Cui Jie, Loewy John, Kendall Edward J
Institute of Biomaterials and Biomedical Engineering, University of Toronto, Toronto, ON M5S 3G9, Canada.
IEEE Trans Biomed Eng. 2006 May;53(5):800-9. doi: 10.1109/TBME.2006.872813.
Analysis of synovial fluid by infrared (IR) clinical chemistry requires expert interpretation and is susceptible to subjective error. The application of automated pattern recognition (APR) may enhance the utility of IR analysis. Here, we describe an APR method based on the fuzzy C-means cluster adaptive wavelet (FCMC-AW) algorithm, which consists of two parts: one is a FCMC using the features from an M-band feature extractor adopting the adaptive wavelet algorithm and the second is a Bayesian classifier using the membership matrix generated by the FCMC. A FCMC-cross-validated quadratic probability measure (FCMC-CVQPM) criterion is used under the assumption that the class probability density is equal to the value of the membership matrix. Therefore, both values of posterior probabilities and selection criterion MFQ can be obtained through the membership matrix. The distinctive advantage of this method is that it provides not only the 'hard' classification of a new pattern, but also the confidence of this classification, which is reflected by the membership matrix.

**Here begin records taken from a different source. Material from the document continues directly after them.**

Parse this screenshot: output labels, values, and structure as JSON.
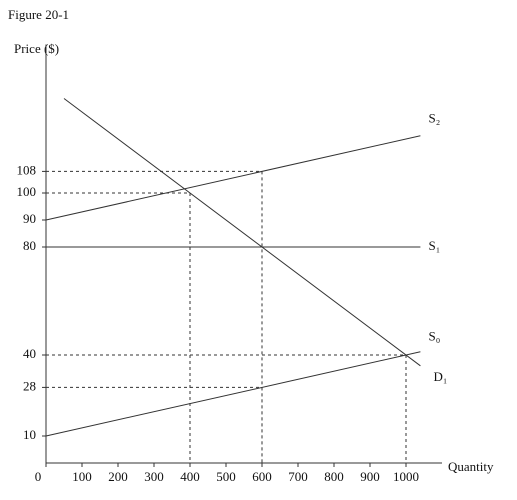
{
  "chart_data": {
    "type": "line",
    "title": "Figure 20-1",
    "y_label": "Price ($)",
    "x_label": "Quantity",
    "xlim": [
      0,
      1100
    ],
    "ylim": [
      0,
      155
    ],
    "xticks": [
      0,
      100,
      200,
      300,
      400,
      500,
      600,
      700,
      800,
      900,
      1000
    ],
    "yticks": [
      10,
      28,
      40,
      80,
      90,
      100,
      108
    ],
    "color": "#333333",
    "series": [
      {
        "name": "S₂",
        "x": [
          0,
          1040
        ],
        "values": [
          90,
          121.2
        ]
      },
      {
        "name": "S₁",
        "x": [
          0,
          1040
        ],
        "values": [
          80,
          80
        ]
      },
      {
        "name": "S₀",
        "x": [
          0,
          1040
        ],
        "values": [
          10,
          41.2
        ]
      },
      {
        "name": "D₁",
        "x": [
          50,
          1040
        ],
        "values": [
          135,
          36
        ]
      }
    ],
    "guides": [
      {
        "x": 400,
        "y": 100
      },
      {
        "x": 600,
        "y": 108
      },
      {
        "x": 600,
        "y": 28
      },
      {
        "x": 1000,
        "y": 40
      }
    ]
  }
}
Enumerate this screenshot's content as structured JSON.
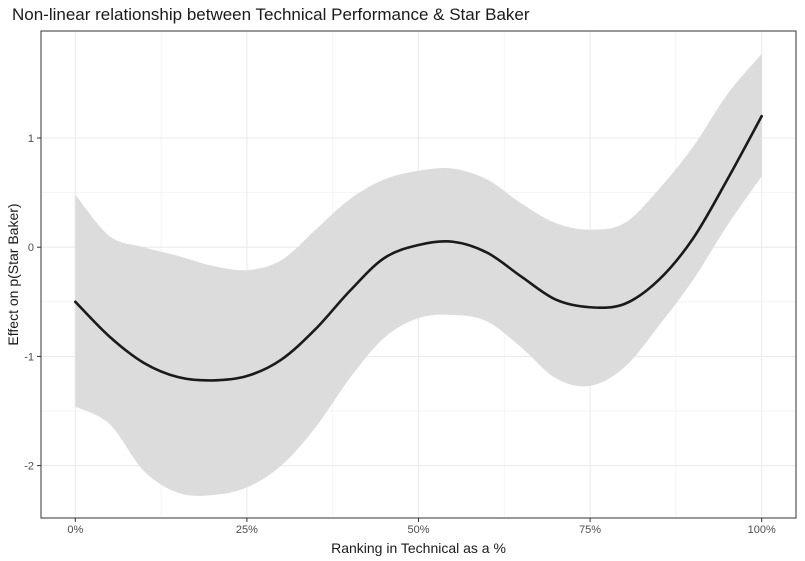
{
  "chart_data": {
    "type": "line",
    "title": "Non-linear relationship between Technical Performance & Star Baker",
    "xlabel": "Ranking in Technical as a %",
    "ylabel": "Effect on p(Star Baker)",
    "xlim": [
      -0.05,
      1.05
    ],
    "ylim": [
      -2.48,
      1.98
    ],
    "x_ticks": [
      0,
      0.25,
      0.5,
      0.75,
      1.0
    ],
    "x_tick_labels": [
      "0%",
      "25%",
      "50%",
      "75%",
      "100%"
    ],
    "y_ticks": [
      -2,
      -1,
      0,
      1
    ],
    "y_tick_labels": [
      "-2",
      "-1",
      "0",
      "1"
    ],
    "grid": true,
    "series": [
      {
        "kind": "fit",
        "color": "#1a1a1a",
        "x": [
          0,
          0.05,
          0.1,
          0.15,
          0.2,
          0.25,
          0.3,
          0.35,
          0.4,
          0.45,
          0.5,
          0.55,
          0.6,
          0.65,
          0.7,
          0.75,
          0.8,
          0.85,
          0.9,
          0.95,
          1.0
        ],
        "y": [
          -0.5,
          -0.82,
          -1.06,
          -1.19,
          -1.22,
          -1.18,
          -1.03,
          -0.75,
          -0.4,
          -0.1,
          0.02,
          0.05,
          -0.05,
          -0.27,
          -0.48,
          -0.55,
          -0.52,
          -0.3,
          0.08,
          0.62,
          1.2
        ]
      },
      {
        "kind": "confidence_band",
        "color": "#dcdcdc",
        "x": [
          0,
          0.05,
          0.1,
          0.15,
          0.2,
          0.25,
          0.3,
          0.35,
          0.4,
          0.45,
          0.5,
          0.55,
          0.6,
          0.65,
          0.7,
          0.75,
          0.8,
          0.85,
          0.9,
          0.95,
          1.0
        ],
        "lower": [
          -1.46,
          -1.62,
          -2.05,
          -2.25,
          -2.27,
          -2.2,
          -2.0,
          -1.65,
          -1.2,
          -0.83,
          -0.65,
          -0.62,
          -0.68,
          -0.92,
          -1.2,
          -1.27,
          -1.1,
          -0.72,
          -0.3,
          0.2,
          0.65
        ],
        "upper": [
          0.48,
          0.1,
          0.0,
          -0.08,
          -0.17,
          -0.21,
          -0.12,
          0.16,
          0.44,
          0.62,
          0.7,
          0.72,
          0.62,
          0.4,
          0.22,
          0.16,
          0.22,
          0.53,
          0.92,
          1.4,
          1.77
        ]
      }
    ]
  }
}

通过红外(IR)临床化学分析滑液需要专家解读,且易受主观误差影响。自动模式识别(APR)的应用可能会提高红外分析的效用。在此,我们描述一种基于模糊C均值聚类自适应小波(FCMC-AW)算法的APR方法,该方法由两部分组成:一部分是使用采用自适应小波算法的M波段特征提取器的特征的FCMC,另一部分是使用由FCMC生成的隶属度矩阵的贝叶斯分类器。在类概率密度等于隶属度矩阵值的假设下,使用FCMC交叉验证二次概率度量(FCMC-CVQPM)准则。因此,后验概率值和选择标准MFQ都可以通过隶属度矩阵获得。该方法的独特优势在于,它不仅提供新模式的“硬”分类,还提供这种分类的置信度,这由隶属度矩阵体现。